British Consul to Portuguese Timor
- In office 1941–1942
- Monarch: George VI

Personal details
- Born: 15 March 1902 Melbourne, Victoria
- Died: 12 June 1984 (aged 82) Perth, Western Australia
- Resting place: Karrakatta Cemetery

Military service
- Allegiance: Australia
- Branch/service: Royal Australian Navy Royal Australian Air Force
- Years of service: 1915–1931 c. 1943–1946
- Rank: Group Captain
- Battles/wars: Second World War Battle of Timor; ;

= David Ross (aviator) =

David Ross (15 March 1902 – 12 June 1984) was an Australian aviator and intelligence officer. He was notably the consul of the British Empire to Portuguese Timor during the Second World War. Later in life he served as Regional Director of Civil Aviation for Western Australia.

==Early life and career==
Ross was born in Australia on 15 March 1902. At the age of 13 he received a scholarship opportunity to join the Royal Australian Navy, which he accepted. During the-then ongoing First World War he trained with the Royal Australian Navy at Jervis Bay. Following the war Ross was sent to England to study the field of naval aviation, after which he was deployed to Point Cook. In 1931 Ross transferred out of the armed forces and into the civil aviation branch of the Department of Defence, where he worked with Imperial Airways and Qantas to establish air routes between Australia, Singapore, and London.

===Consul===
Following the outbreak of the Second World War in Europe and rising tensions with the Japanese Empire in the Pacific, the Australian government's External Affairs Department sent Ross to Portuguese Timor to shore up the British Empire's relationship with Portugal. While serving as consul, Ross also worked with Qantas to explore the possibility of establishing a seaplane route between Australia and Dili. When still-neutral Portuguese Timor was invaded in February 1942 and occupied by a Japanese army in pursuit of retreating British and Dutch forces, Ross was taken prisoner. Despite the capture of Dili, the Japanese still faced determined Anglo-Dutch forces in the mountains of Timor.

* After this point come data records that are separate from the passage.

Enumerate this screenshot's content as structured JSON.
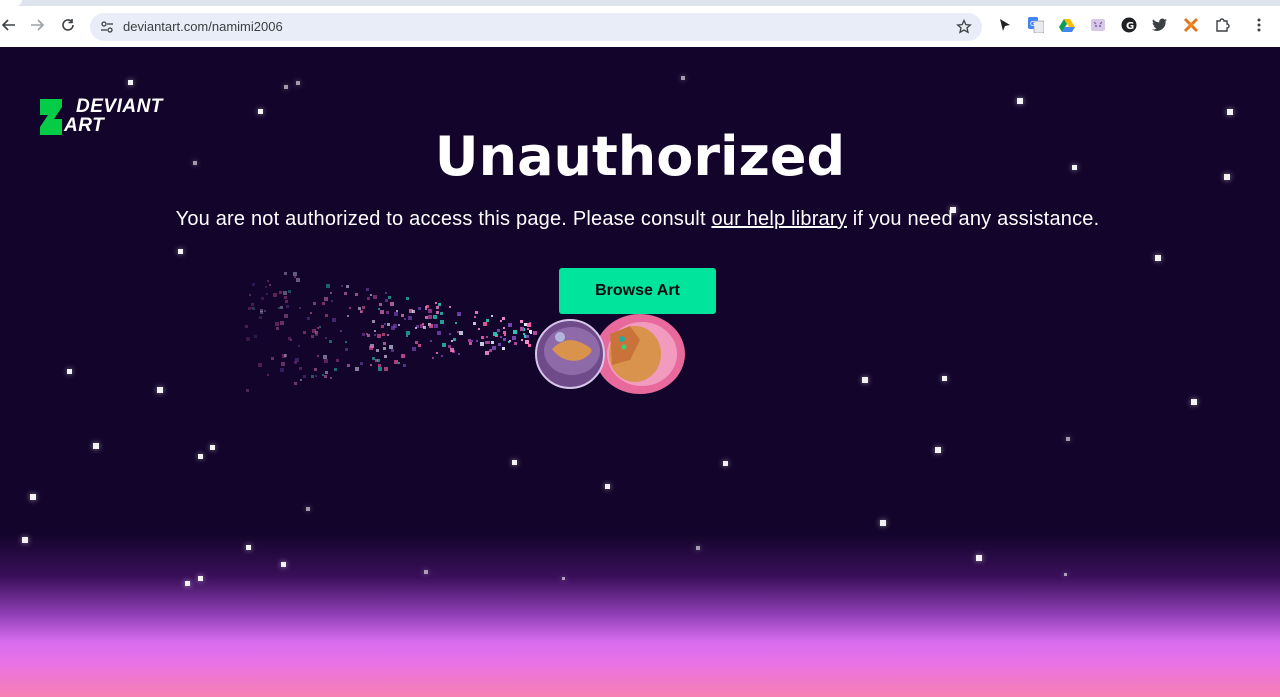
{
  "browser": {
    "url": "deviantart.com/namimi2006",
    "extensions": [
      "cursor-extension-icon",
      "google-translate-icon",
      "google-drive-icon",
      "cat-extension-icon",
      "github-icon",
      "twitter-icon",
      "metamask-icon",
      "puzzle-extensions-icon",
      "more-menu-icon"
    ]
  },
  "logo": {
    "line1": "DEVIANT",
    "line2": "ART",
    "color": "#05cc47"
  },
  "page": {
    "title": "Unauthorized",
    "message_before": "You are not authorized to access this page. Please consult ",
    "help_link": "our help library",
    "message_after": " if you need any assistance.",
    "browse_button": "Browse Art"
  },
  "colors": {
    "background": "#12042a",
    "accent": "#00e59b",
    "horizon_glow": "#e872e8"
  }
}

Hoping to negotiate their surrender, Colonel Sadashichi Doi of the Japanese 38th Division sent Ross with a letter of demands to Sparrow Force, a detachment of Australian soldiers who had withdrawn to defensive positions in the mountains. The Japanese demands were not well received, and seeing that further hostilities were inevitable, Ross issued letters of credit to the allied soldiers offering any civilians who assisted them financial compensation by the British Empire; this in turn allowed allied soldiers to buy supplies on credit. In addition, Ross gave the allied forces detailed information about the Japanese defences around Dili. Ross then returned to Dili, where he was imprisoned for a second time. After several months of further skirmishes between the Japanese and the allied forces, Ross was again sent to the allied lines to relay the Japanese demands for an allied surrender. He was rebuffed again, but this time declined to return to Japanese custody and stayed with a detachment of Australians. On 16 July Ross was evacuated by to Australia, where he described before the Advisory War Council the situation on Timor. He then became a flight coordinator for the Royal Australian Air Force, at one point coordinating the movements of over one hundred Douglas DC-3 transport aircraft.

After the war Ross was appointed Regional Director of Civil Aviation for Western Australia, a position he held from 1948 until his retirement in 1964.